Le troisième et dernier constat est que chaque ferme doit mettre en place une formule adaptée à ses moyens : les matériels spécifiques aux TCS restent très couteux malgré les dispositifs d'aide à l'investissement et ne peuvent s'envisager que lorsqu'ils ont fait leur preuve et si la trésorerie le permet. En attendant, il faut adapter les techniques au matériel disponible sur la ferme, chez les voisins ou en Cuma. De la même manière, les semences de couverts végétaux labellisées AB se vendent au prix fort, ce qui pousse à se questionner sur la production des semences à la ferme.

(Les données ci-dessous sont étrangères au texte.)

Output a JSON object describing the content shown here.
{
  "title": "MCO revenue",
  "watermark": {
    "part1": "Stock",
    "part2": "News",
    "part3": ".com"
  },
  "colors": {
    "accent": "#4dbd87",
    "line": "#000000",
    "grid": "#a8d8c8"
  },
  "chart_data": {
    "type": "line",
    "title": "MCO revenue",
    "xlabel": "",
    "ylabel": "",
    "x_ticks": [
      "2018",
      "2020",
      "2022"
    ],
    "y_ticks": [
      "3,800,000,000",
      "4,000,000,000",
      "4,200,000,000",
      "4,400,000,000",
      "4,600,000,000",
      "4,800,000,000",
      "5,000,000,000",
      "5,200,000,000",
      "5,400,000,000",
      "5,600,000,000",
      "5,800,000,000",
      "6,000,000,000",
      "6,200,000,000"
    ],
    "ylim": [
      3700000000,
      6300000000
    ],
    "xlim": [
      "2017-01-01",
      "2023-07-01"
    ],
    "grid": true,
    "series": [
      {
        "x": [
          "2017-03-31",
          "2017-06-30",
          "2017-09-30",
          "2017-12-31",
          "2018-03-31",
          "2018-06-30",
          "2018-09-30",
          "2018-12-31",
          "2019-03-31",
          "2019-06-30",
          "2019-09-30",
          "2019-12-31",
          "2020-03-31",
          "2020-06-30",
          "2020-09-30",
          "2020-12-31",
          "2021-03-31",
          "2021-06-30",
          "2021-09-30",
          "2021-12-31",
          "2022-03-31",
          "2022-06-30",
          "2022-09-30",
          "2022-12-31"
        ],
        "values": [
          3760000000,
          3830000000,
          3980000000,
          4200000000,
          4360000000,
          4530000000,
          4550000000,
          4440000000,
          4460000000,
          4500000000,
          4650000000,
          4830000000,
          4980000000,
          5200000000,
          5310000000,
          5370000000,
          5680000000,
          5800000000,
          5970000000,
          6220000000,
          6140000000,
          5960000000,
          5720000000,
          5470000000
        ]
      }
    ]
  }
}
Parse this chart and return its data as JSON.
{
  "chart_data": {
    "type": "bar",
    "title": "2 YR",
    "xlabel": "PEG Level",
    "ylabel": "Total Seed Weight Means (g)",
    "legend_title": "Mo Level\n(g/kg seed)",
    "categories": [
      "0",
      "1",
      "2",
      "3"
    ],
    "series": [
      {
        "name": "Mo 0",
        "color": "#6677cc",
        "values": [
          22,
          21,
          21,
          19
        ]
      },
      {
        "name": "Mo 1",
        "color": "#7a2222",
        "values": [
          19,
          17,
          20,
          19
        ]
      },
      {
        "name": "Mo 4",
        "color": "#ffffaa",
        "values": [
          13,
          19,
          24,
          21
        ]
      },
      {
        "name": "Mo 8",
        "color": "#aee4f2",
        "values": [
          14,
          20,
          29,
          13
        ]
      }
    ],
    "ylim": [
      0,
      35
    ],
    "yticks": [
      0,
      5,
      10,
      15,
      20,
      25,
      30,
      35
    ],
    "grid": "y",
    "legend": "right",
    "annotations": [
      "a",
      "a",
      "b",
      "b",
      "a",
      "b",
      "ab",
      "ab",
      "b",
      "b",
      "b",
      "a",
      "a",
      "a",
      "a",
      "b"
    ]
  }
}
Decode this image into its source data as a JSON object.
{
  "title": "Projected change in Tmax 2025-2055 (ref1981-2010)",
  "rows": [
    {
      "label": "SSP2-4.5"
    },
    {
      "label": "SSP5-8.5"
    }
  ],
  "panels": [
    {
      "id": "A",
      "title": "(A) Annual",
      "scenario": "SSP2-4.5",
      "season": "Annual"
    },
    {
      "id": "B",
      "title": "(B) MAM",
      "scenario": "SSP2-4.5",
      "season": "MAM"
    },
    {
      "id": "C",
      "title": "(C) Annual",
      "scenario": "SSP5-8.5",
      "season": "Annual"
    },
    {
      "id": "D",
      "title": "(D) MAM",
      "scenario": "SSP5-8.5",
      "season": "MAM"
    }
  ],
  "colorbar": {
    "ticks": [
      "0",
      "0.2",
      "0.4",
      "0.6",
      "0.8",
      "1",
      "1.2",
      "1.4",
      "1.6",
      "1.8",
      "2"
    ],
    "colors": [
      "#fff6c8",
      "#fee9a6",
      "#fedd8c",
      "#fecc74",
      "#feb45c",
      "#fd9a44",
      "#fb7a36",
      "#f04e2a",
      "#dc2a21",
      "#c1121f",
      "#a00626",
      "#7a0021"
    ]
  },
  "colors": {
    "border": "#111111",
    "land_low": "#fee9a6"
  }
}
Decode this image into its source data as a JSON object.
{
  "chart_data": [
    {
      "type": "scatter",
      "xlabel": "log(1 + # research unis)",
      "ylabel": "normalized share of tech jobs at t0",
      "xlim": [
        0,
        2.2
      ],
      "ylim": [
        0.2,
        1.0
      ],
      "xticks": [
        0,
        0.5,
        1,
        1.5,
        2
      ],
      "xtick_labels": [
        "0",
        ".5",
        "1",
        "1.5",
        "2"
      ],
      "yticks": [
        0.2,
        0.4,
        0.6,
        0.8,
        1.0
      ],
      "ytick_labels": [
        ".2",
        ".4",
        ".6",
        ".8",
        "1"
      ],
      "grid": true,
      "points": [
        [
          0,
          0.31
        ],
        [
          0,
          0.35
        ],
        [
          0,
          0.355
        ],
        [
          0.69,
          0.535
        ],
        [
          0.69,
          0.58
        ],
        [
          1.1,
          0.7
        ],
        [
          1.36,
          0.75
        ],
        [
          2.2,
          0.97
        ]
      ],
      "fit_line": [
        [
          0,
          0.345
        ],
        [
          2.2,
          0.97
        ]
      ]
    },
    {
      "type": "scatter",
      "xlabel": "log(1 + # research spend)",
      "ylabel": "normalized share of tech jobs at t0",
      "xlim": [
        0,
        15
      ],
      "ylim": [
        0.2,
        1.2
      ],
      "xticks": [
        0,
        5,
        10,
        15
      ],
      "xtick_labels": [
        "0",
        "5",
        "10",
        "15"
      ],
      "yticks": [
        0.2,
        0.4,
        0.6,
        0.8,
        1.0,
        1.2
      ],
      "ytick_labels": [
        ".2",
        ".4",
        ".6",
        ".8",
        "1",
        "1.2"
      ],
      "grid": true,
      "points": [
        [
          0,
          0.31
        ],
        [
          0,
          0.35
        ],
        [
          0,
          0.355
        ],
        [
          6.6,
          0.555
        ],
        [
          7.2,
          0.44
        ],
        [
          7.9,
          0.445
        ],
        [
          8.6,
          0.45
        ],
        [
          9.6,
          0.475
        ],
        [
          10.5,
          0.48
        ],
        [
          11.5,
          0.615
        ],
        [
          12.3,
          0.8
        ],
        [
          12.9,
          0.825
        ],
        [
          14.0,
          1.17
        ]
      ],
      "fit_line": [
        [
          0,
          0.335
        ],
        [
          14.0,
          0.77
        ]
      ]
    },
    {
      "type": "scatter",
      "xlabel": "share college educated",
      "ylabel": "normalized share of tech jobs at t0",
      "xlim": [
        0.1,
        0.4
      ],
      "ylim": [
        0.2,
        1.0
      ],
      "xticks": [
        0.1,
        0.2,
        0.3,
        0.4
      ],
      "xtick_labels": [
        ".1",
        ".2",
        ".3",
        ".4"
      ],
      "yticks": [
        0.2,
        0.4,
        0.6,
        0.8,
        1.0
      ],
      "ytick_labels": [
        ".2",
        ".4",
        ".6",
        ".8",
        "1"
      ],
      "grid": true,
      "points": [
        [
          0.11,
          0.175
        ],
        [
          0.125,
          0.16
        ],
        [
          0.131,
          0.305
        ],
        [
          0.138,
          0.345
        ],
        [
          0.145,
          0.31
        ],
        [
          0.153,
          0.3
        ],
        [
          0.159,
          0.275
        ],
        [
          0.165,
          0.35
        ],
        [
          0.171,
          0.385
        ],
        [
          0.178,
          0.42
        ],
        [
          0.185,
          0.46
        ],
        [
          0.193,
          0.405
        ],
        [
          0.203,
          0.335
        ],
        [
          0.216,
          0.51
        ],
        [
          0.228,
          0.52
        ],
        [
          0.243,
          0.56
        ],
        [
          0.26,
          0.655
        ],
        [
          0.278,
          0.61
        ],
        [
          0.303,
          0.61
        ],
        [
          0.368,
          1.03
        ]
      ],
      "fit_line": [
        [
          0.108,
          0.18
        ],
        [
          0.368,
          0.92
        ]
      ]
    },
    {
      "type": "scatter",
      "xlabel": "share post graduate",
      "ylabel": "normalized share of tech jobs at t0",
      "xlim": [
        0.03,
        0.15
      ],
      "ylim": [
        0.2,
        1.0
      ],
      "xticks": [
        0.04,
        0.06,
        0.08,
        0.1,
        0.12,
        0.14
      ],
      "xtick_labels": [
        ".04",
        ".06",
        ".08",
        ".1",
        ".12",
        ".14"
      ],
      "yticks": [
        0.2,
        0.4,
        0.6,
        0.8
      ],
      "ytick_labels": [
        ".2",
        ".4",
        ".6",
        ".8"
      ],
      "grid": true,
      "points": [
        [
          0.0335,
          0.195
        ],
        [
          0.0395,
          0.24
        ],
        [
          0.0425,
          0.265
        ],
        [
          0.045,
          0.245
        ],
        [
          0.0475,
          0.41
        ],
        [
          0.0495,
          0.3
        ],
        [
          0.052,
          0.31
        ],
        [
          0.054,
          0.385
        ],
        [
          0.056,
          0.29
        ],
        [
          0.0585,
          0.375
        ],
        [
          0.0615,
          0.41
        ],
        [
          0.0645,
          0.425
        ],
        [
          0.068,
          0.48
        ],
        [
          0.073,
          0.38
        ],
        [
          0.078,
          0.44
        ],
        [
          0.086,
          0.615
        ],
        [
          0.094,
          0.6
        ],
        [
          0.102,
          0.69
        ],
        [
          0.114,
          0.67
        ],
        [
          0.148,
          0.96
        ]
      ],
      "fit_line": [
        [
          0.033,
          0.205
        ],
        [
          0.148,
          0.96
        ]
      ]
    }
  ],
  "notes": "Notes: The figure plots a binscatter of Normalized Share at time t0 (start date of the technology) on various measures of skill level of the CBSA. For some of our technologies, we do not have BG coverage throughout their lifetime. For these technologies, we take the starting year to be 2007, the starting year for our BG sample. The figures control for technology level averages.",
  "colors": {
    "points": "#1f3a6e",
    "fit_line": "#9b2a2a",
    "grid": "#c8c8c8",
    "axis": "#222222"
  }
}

Mode d'emploi pour questionner ces pratiques
Les techniques culturales simplifiées s'avèrent un outil parmi d'autres pour répondre aux besoins des agriculteurs bio, qui peuvent être très variés. La première étape est donc de connaître ses besoins.
La réponse « plus de labour car ça tue la vie du sol et détruit les champs » n'est pas recevable sous nos latitudes. Si le labour pose problème en milieu tropical, il peut se révéler en revanche salvateur pour un agriculteur bio mais à conditions qu'il ne soit pas systématique avant chaque implantation de cultures et qu'il soit réalisé à une profondeur limitée de 15 cm et dans de bonnes conditions.
Il faut revenir à des fondamentaux agronomiques pour bien distinguer la posture idéologique et les besoins réels imposés par le terrain, parmi lesquels : le contrôle des adventices ; l'amélioration de la structure du sol et la réduction de l'érosion ; l'augmentation de la fertilité des sols ; la diminution des pertes azotées par lixiviation ; la réduction du temps de travail et des coûts (gasoil) liés au travail du sol...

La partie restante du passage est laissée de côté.